Syncronicity

Everyday Adventures

So today Palmie and I were discussing the merits of potential home-ownership.

Basically, two years ago I figured by now I’d be putting a downpayment on a small home of my own or getting ready to. Obviously I haven’t nor am I about to, so what happened? Well, one thing led to another, my absolute brain-failure when it comes to the concept of saving money, and I’m still not fully unpacked here. In the interim, I’ve discovered that it’s not all that important to me after all.

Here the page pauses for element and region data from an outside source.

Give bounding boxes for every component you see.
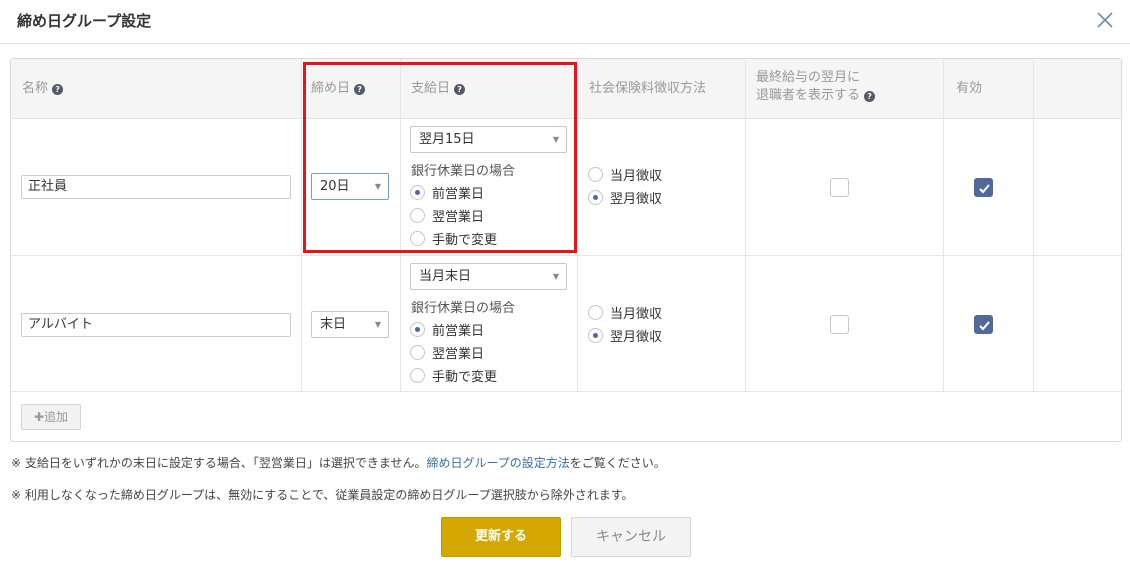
name-input[interactable]: 正社員 xyxy=(21,175,291,199)
radio-label: 前営業日 xyxy=(432,323,485,339)
enabled-checkbox[interactable] xyxy=(974,315,993,334)
radio-label: 前営業日 xyxy=(432,186,485,202)
radio-label: 翌営業日 xyxy=(432,346,485,362)
holiday-label: 銀行休業日の場合 xyxy=(411,164,516,179)
holiday-option-next[interactable]: 翌営業日 xyxy=(410,343,485,362)
radio-button[interactable] xyxy=(410,184,425,200)
pay-day-select[interactable]: 当月末日 ▼ xyxy=(410,263,567,290)
holiday-option-next[interactable]: 翌営業日 xyxy=(410,206,485,225)
holiday-option-prev[interactable]: 前営業日 xyxy=(410,320,485,339)
header-name: 名称? xyxy=(22,80,64,98)
table-header-row xyxy=(11,59,1121,119)
closing-group-table: 名称? 締め日? 支給日? 社会保険料徴収方法 最終給与の翌月に 退職者を表示す… xyxy=(10,58,1122,442)
row-divider xyxy=(11,255,1121,256)
caret-down-icon: ▼ xyxy=(552,272,559,281)
add-row-button[interactable]: ✚追加 xyxy=(21,404,81,430)
insurance-option-next[interactable]: 翌月徴収 xyxy=(588,188,663,207)
close-button[interactable] xyxy=(1094,9,1116,31)
column-divider xyxy=(577,59,578,391)
show-retired-checkbox[interactable] xyxy=(830,178,849,197)
header-name-label: 名称 xyxy=(22,81,49,96)
show-retired-checkbox[interactable] xyxy=(830,315,849,334)
checkmark-icon xyxy=(979,321,990,331)
radio-button[interactable] xyxy=(410,367,425,383)
name-input[interactable]: アルバイト xyxy=(21,313,291,337)
insurance-option-current[interactable]: 当月徴収 xyxy=(588,303,663,322)
holiday-option-prev[interactable]: 前営業日 xyxy=(410,183,485,202)
radio-button[interactable] xyxy=(588,166,603,182)
enabled-checkbox[interactable] xyxy=(974,178,993,197)
column-divider xyxy=(400,59,401,391)
insurance-option-next[interactable]: 翌月徴収 xyxy=(588,326,663,345)
header-closing-day: 締め日? xyxy=(311,80,366,98)
column-divider xyxy=(1033,59,1034,391)
radio-button[interactable] xyxy=(410,230,425,246)
holiday-label: 銀行休業日の場合 xyxy=(411,301,516,316)
radio-label: 当月徴収 xyxy=(610,168,663,184)
note-disable: ※ 利用しなくなった締め日グループは、無効にすることで、従業員設定の締め日グルー… xyxy=(11,488,634,502)
radio-label: 翌月徴収 xyxy=(610,191,663,207)
help-icon[interactable]: ? xyxy=(864,91,876,102)
pay-day-select[interactable]: 翌月15日 ▼ xyxy=(410,126,567,153)
closing-day-value: 末日 xyxy=(320,317,347,332)
help-icon[interactable]: ? xyxy=(52,84,64,95)
column-divider xyxy=(745,59,746,391)
dialog-title: 締め日グループ設定 xyxy=(17,12,152,30)
add-button-label: 追加 xyxy=(44,410,69,424)
closing-day-select[interactable]: 20日 ▼ xyxy=(311,173,389,200)
note-lastday-text: ※ 支給日をいずれかの末日に設定する場合、「翌営業日」は選択できません。 xyxy=(11,456,427,470)
dialog-header: 締め日グループ設定 xyxy=(0,0,1130,44)
header-closing-day-label: 締め日 xyxy=(311,81,351,96)
header-insurance-method: 社会保険料徴収方法 xyxy=(589,81,707,96)
settings-guide-link[interactable]: 締め日グループの設定方法 xyxy=(427,456,570,470)
cancel-button[interactable]: キャンセル xyxy=(571,517,691,557)
note-lastday: ※ 支給日をいずれかの末日に設定する場合、「翌営業日」は選択できません。締め日グ… xyxy=(11,454,666,471)
holiday-option-manual[interactable]: 手動で変更 xyxy=(410,366,498,385)
column-divider xyxy=(943,59,944,391)
holiday-option-manual[interactable]: 手動で変更 xyxy=(410,229,498,248)
header-pay-day: 支給日? xyxy=(411,80,466,98)
radio-button[interactable] xyxy=(588,327,603,343)
radio-label: 翌月徴収 xyxy=(610,329,663,345)
radio-label: 手動で変更 xyxy=(432,232,498,248)
row-divider xyxy=(11,391,1121,392)
radio-button[interactable] xyxy=(410,344,425,360)
header-pay-day-label: 支給日 xyxy=(411,81,451,96)
column-divider xyxy=(301,59,302,391)
note-lastday-suffix: をご覧ください。 xyxy=(569,456,666,470)
pay-day-value: 当月末日 xyxy=(419,269,472,284)
radio-label: 手動で変更 xyxy=(432,369,498,385)
help-icon[interactable]: ? xyxy=(354,84,366,95)
caret-down-icon: ▼ xyxy=(552,135,559,144)
insurance-option-current[interactable]: 当月徴収 xyxy=(588,165,663,184)
radio-label: 翌営業日 xyxy=(432,209,485,225)
header-show-retired-line1: 最終給与の翌月に xyxy=(756,70,861,85)
plus-icon: ✚ xyxy=(33,410,45,424)
header-show-retired-line2: 退職者を表示する xyxy=(756,88,861,103)
help-icon[interactable]: ? xyxy=(454,84,466,95)
radio-button[interactable] xyxy=(410,207,425,223)
pay-day-value: 翌月15日 xyxy=(419,132,475,147)
header-show-retired: 最終給与の翌月に 退職者を表示する? xyxy=(756,69,876,105)
radio-button[interactable] xyxy=(410,321,425,337)
close-icon xyxy=(1097,12,1113,28)
caret-down-icon: ▼ xyxy=(374,182,381,191)
closing-day-value: 20日 xyxy=(320,179,350,194)
update-button[interactable]: 更新する xyxy=(441,517,561,557)
checkmark-icon xyxy=(979,184,990,194)
header-enabled: 有効 xyxy=(956,81,983,96)
radio-label: 当月徴収 xyxy=(610,306,663,322)
radio-button[interactable] xyxy=(588,189,603,205)
radio-button[interactable] xyxy=(588,304,603,320)
closing-day-select[interactable]: 末日 ▼ xyxy=(311,311,389,338)
caret-down-icon: ▼ xyxy=(374,320,381,329)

I’m single. Likely to stay that way for all intents and purposes, at least as far as my living arrangement is concerned. I don’t have kids. Another thing that I sincerely doubt will change. So while it might be nice to call some place mine, let’s face it: it wouldn’t really be mine for 30 years, provided I stayed there the entire time and didn’t refinance or move after 7 years which was the industry standard back when I took my mortgage broker license training. So I’m 31 now and if I bought a home in the next 4 years I’m looking at having a house payment for 30 years. Not to mention the burden of upkeep and property taxes which, honestly?, scare the living daylights out of me. Something about a whamo! once-a-year bill that makes me queasy.

The benefits of being able to do what I want with a place just don’t make me all aquiver.

But then there was the equity issue. What do I really need equity for? I mean, going back to the singlehood thing: there’s no one to benefit from it in the long run. What am I going to use it for? Improvements to the house I’ve been paying for all those years? Or maybe to pay off credit card debt that’s accrued thanks to surprise upkeep issues or things of that nature. I’m just not compelled. Then there’s also the alone-issue with a house: if I have too much open space around me I feel a bit vulnerable and nervous. The irony is that I’m actually claustrophobic. Go figure.

Palmie, on the other hand, would love nothing more to live in a secluded country area. She needs things like a yard and only people she wants around, that sort of thing. Me? I prefer a little more community, even if I don’t actually know my neighbor’s names.

Then I said it: My be-all end-all would be some industrial concrete-and-steel loft area decorated in black and white with occasional splashes of accent color. Some place open but, as lofts go, connected to other properties. Open, maleable space. Might even be enough to quell the slight gyspy tendency that comes from having moved so often as a child.

She replied that I’d actually have a better chance of finding a treehouse than some ultra-modern loft.

Then I opened the mail.

Included in today’s batch was a postcard touting a survey on, essentially, the feasibility of live/work spaces for artists. If you’re interested in participating in the survey, go to artspacetallahassee.org and check it out.

Dude, a planned artists community? A home with built-in or adjacent studio space? Community special-task areas, gallery space, etc? Living in a hive of creativity? I’m so there! Granted, I’m not a full-time working artist by any means, but that also means I’d be able to pay my bills. There are upsides to having a day job, you know.

Palmie said it was a sign. I just say it’s what can happen when you toss out to the Universe what you really want; even to someone who has no ability to supply that desire.

Truthfully, my current apartment really isn’t all that bad. The one thing I wish it had is washer-dryer hook-ups. The laundry room is only a building away and Mom’s is about a 5 min drive if I’m low on quarters, but still, that would be the one main convenience that I lack. That and slightly better soundproofing. But even then, it’s not so bad. I recently renewed my lease for a third year, so I’ll be hear at least until next June. Maybe then I’ll decide to upgrade a bit, but I don’t see myself buying any property in the immediate future. I’ll stay a renter, with someone else to cover upkeep and repairs.

The upshot here, however, is that I do feel a bit of a kick in the ass to get some work done on the Abyss. Perhaps I’ll drum up enough energy to tackle the space in there so I can actually start working in there, instead of here at the dining room table, or on the couch.